Hoh: Identify The Enemy In Afghanistan
This discussion on Afghanistan with Matthew Hoh at Bloggingheads.tv is excellent, thoughtful, and worth your time to listen for the entire hour. Hoh understands the local dynamics, particularly the rural Pashtuns in the southern and eastern areas of Afghanistan, and Robert Wright asks intelligent questions throughout.
Essentially, Matthew Hoh's judgment - one which ultimately compelled him to resign his position at State - is that we should withdraw from most or all of the highly compartmentalized rural areas of Afghanistan where we are fought by locals simply because we are there and increasing the Taliban's political capital as a result.

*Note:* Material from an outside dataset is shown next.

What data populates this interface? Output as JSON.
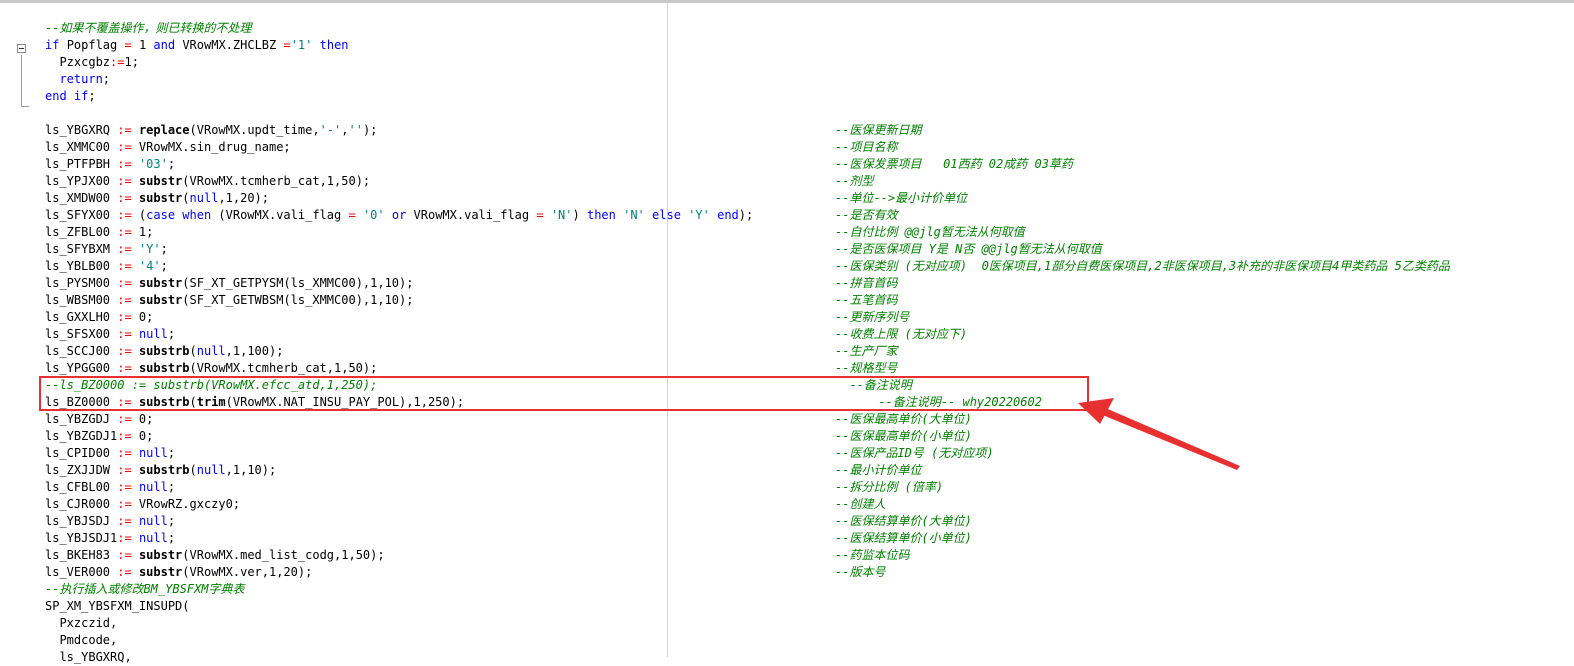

One of the most important takeaways for the average viewer, listener or reader is to understand the distinction between the actual Taliban ('Taliban Central') and those Pashtuns who, in their localized areas, are simply aligned with the Taliban. They align with the Taliban because they do not want to be occupied and they do not want a distant central government ruling over them and bringing in taxes.
While the episode is titled "Leaving Afghanistan," Hoh does not advocate a complete withdrawal. Rather, he advocates - as I understand - negotiated ceasefires (each very localized in nature) in order to allow the local populations/communities/tribes a measure of autonomy and self-governance in order to politically diminish the relationship between them and the Taliban and to politically weaken the Taliban. Left would be peace-keeping forces in Kabul and in the areas where the three primary ethnic groups territories meet.
He is spot on when he describes how the term Taliban is used too broadly and loosely. The first rule of warfare is to properly identify your enemy. Hoh is challenging you to revisit that. You may or may not agree with what Matthew Hoh is saying or the solutions as he sees them, but as John Derbyshire said, "He is an honest man."
His observations deserve your consideration.